Sensing the need to provide a reason for this theologically weighty claim, Paul continues in Philippians 1:29: “For it has been granted to you that for the sake of Christ you should not only believe in him but also suffer for his sake.” The word “granted” (related to the word for “grace”) once again depicts God as the primary giver in this heavenly city, the One who graces the community with the threefold gift of faith, suffering, and salvation: (1) believing in the gospel grants entrance into the city (Phil. 1:29); (2) suffering, coupled with the divinely granted perseverance of the community in verses 27–28, characterizes Christian life within this city (Phil. 1:29); and (3) salvation is the end for which the heavenly city was constructed (Phil. 1:28). All this, from start to finish, is brought into being by God’s grace.

Truly, God begins and ends the Christian life (Phil. 1:6). We do not work—whether in our own effort or even with God’s assistance—to become people worthy to receive salvation. That is how the world thinks. That is why the gospel of Christ is so unnerving to the world. It powerfully subverts every worldly notion of worth and salvation. Sinners, with no worth of their own, who believe and rest in the gospel of grace become worthy “in Christ.” Sinners are neither worthy (Rom. 3:12; 4:5) nor godly apart from Christ (Phil. 3:10–11). It is only when we receive Christ by grace alone through faith alone that we are declared righteous or worthy “in Christ.” And we know that those whom God declares righteous are, subsequently, actually made righteous.
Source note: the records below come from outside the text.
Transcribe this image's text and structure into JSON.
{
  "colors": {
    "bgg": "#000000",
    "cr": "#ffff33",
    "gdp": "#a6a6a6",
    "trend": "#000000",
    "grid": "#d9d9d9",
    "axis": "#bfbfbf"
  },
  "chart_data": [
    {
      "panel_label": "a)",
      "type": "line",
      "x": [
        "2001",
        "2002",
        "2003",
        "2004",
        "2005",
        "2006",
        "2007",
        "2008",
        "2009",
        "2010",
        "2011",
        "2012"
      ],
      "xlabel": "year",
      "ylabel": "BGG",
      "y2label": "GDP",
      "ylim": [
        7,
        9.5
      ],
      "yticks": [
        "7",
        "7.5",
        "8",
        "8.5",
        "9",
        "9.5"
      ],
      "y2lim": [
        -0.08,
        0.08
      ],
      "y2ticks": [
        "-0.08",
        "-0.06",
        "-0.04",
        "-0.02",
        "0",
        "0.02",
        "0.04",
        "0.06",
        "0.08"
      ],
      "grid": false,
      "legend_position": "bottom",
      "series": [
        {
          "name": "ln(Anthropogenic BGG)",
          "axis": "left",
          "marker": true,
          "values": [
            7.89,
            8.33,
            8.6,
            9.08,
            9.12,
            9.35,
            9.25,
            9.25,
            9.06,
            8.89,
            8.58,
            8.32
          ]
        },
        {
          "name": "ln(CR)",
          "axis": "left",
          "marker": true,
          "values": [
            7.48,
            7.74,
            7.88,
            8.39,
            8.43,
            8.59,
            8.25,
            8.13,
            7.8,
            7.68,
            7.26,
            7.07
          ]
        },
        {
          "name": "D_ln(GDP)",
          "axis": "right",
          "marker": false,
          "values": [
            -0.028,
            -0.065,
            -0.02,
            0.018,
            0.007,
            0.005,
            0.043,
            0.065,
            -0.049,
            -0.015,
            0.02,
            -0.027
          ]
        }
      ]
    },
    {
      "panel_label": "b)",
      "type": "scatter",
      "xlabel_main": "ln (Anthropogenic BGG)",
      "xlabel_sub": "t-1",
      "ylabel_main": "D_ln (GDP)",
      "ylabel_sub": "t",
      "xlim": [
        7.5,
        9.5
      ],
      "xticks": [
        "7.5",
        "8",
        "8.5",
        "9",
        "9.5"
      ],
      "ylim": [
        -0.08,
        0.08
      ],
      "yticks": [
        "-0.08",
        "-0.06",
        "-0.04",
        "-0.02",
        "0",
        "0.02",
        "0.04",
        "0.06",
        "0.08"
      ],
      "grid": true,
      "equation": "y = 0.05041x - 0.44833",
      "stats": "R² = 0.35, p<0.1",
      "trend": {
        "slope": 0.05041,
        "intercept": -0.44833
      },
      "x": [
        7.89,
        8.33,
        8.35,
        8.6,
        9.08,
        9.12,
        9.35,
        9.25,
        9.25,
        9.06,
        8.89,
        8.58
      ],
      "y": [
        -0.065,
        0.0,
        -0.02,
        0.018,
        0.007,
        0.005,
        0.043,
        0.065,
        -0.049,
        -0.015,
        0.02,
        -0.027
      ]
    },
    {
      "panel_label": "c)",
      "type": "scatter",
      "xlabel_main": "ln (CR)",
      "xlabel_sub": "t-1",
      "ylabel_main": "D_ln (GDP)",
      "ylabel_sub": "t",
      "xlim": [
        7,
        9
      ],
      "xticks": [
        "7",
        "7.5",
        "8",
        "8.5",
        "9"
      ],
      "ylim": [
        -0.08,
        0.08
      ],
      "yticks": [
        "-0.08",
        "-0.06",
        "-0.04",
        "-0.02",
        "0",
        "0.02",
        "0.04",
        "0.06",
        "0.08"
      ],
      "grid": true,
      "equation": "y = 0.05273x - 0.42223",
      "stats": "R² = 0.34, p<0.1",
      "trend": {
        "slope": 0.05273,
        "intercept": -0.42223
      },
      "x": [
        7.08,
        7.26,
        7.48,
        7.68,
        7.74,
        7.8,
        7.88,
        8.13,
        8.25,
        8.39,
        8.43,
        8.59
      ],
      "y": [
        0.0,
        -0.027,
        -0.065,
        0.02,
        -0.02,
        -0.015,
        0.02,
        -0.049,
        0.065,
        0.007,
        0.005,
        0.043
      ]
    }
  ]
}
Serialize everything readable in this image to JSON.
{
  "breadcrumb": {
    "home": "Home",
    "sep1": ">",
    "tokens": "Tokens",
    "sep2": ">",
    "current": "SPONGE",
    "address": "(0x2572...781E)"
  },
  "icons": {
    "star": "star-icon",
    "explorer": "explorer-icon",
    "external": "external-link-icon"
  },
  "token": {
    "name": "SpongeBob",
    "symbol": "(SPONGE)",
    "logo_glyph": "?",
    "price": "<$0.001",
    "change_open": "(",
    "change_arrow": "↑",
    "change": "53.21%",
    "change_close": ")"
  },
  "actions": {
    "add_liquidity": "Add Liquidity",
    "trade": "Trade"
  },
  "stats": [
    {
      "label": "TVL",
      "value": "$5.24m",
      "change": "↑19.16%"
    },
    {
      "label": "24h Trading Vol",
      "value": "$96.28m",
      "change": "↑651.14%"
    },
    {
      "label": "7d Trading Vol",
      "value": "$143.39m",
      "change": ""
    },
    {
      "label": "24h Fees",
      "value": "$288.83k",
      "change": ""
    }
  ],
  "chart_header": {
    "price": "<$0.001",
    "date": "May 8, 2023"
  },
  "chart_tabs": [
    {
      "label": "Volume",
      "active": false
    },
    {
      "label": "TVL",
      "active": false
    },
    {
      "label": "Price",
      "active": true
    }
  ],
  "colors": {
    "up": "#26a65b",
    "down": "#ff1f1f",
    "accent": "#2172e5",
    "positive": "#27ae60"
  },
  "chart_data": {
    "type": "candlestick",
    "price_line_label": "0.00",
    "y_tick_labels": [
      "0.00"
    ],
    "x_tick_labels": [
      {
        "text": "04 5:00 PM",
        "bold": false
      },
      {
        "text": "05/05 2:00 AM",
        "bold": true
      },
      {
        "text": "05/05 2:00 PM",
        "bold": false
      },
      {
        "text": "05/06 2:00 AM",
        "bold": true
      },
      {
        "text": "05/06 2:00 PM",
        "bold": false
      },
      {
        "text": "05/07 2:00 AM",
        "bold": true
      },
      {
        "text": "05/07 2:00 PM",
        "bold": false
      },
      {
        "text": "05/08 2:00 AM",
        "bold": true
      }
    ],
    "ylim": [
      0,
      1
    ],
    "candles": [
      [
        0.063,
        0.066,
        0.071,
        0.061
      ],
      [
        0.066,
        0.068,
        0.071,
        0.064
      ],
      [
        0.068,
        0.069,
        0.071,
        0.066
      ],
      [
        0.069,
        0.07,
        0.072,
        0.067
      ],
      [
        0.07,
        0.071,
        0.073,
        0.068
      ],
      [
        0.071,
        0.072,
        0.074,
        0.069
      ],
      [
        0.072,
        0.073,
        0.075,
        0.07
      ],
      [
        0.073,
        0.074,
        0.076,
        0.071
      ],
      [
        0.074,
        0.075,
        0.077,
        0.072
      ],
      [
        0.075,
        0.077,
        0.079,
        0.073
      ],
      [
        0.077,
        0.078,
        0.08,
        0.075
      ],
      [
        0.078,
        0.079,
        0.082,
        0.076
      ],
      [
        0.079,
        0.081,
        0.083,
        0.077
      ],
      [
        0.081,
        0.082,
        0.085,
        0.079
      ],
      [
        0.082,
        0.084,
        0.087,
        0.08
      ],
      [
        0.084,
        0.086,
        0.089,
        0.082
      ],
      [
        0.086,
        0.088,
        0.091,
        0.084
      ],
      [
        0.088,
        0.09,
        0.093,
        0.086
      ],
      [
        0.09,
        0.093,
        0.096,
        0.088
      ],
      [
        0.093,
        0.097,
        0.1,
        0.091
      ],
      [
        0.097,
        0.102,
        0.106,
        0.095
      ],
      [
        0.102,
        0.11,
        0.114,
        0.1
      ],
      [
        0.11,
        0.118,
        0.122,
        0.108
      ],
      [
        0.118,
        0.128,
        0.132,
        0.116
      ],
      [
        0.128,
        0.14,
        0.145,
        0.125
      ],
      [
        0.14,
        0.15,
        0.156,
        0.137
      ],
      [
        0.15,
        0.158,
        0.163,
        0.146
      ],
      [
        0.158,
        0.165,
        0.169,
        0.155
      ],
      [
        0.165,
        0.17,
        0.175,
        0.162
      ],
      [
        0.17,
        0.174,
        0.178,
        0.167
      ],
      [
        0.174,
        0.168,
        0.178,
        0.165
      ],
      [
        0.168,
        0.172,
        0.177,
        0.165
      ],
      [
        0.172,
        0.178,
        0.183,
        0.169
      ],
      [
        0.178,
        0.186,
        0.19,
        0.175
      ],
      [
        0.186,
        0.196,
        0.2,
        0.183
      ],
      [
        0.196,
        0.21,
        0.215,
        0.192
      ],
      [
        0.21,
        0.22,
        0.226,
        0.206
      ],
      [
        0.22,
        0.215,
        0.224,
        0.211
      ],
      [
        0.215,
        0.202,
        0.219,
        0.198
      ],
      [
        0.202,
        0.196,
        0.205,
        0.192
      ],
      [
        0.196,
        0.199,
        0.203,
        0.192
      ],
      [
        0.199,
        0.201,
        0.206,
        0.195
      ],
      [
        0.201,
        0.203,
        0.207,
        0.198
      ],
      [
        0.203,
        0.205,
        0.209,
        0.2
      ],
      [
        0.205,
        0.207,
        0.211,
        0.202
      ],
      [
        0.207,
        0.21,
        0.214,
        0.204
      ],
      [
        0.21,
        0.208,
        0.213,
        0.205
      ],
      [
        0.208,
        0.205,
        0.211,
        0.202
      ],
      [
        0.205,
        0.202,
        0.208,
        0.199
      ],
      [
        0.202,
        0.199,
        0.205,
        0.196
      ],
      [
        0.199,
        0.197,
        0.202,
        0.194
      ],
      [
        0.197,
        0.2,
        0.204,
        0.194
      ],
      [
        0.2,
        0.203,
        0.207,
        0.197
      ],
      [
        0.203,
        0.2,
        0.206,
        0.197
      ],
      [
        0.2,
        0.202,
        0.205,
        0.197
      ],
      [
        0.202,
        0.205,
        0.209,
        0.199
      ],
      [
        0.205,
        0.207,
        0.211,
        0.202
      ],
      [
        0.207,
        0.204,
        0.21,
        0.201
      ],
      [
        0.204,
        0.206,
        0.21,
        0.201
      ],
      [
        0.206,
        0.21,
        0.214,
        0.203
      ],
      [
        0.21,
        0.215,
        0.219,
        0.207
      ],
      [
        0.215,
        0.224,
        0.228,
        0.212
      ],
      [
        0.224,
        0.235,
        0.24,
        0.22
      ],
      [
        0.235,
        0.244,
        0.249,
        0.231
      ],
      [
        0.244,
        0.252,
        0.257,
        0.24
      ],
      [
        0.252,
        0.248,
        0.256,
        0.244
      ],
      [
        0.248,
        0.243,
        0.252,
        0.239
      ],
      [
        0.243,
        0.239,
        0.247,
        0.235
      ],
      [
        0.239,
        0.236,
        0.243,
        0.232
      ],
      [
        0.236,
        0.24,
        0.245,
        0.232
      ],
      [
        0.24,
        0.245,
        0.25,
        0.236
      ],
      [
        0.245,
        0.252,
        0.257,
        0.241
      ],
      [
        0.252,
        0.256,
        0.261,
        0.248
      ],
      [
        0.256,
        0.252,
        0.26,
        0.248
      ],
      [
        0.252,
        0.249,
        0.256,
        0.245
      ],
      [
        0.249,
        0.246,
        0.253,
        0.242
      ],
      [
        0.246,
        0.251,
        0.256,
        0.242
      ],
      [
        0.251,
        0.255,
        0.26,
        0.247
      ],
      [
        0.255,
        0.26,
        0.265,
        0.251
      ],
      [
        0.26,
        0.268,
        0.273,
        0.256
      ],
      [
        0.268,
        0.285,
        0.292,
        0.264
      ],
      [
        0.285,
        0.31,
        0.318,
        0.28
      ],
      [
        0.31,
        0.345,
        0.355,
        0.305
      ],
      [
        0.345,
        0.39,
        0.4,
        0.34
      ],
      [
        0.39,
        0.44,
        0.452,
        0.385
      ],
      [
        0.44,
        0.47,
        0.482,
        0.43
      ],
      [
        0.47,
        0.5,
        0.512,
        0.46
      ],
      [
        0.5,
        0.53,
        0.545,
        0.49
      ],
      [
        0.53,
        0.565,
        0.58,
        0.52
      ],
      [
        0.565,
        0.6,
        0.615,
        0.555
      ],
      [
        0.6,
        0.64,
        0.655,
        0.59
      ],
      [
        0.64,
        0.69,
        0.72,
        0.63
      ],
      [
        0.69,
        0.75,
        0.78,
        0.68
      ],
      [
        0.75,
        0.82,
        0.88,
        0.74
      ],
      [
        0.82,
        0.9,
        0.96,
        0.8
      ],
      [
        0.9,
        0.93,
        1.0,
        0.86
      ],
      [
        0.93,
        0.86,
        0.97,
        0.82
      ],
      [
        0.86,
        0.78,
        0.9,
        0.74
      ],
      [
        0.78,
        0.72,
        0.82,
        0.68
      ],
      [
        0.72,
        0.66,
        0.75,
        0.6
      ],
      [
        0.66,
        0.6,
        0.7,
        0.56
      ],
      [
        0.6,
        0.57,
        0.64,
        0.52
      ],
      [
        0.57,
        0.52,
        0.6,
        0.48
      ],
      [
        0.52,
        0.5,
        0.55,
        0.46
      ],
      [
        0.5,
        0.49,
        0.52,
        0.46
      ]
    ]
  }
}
But we become citizens of God’s kingdom and gain access to the good things of salvation not because God makes us righteous or worthy but because we have been counted righteous through grace alone by faith alone in Christ alone.

My hope is that Paul’s prayer would become our own, as we continue depending on the grace of God to live lives worthy of the gospel of Christ. “To this end we always pray for you, that our God may make you worthy of his calling and may fulfill every resolve for good and every work of faith by his power, so that the name of our Lord Jesus may be glorified in you, and you in him, according to the grace of our God and the Lord Jesus Christ” (2 Thess. 1:11–12).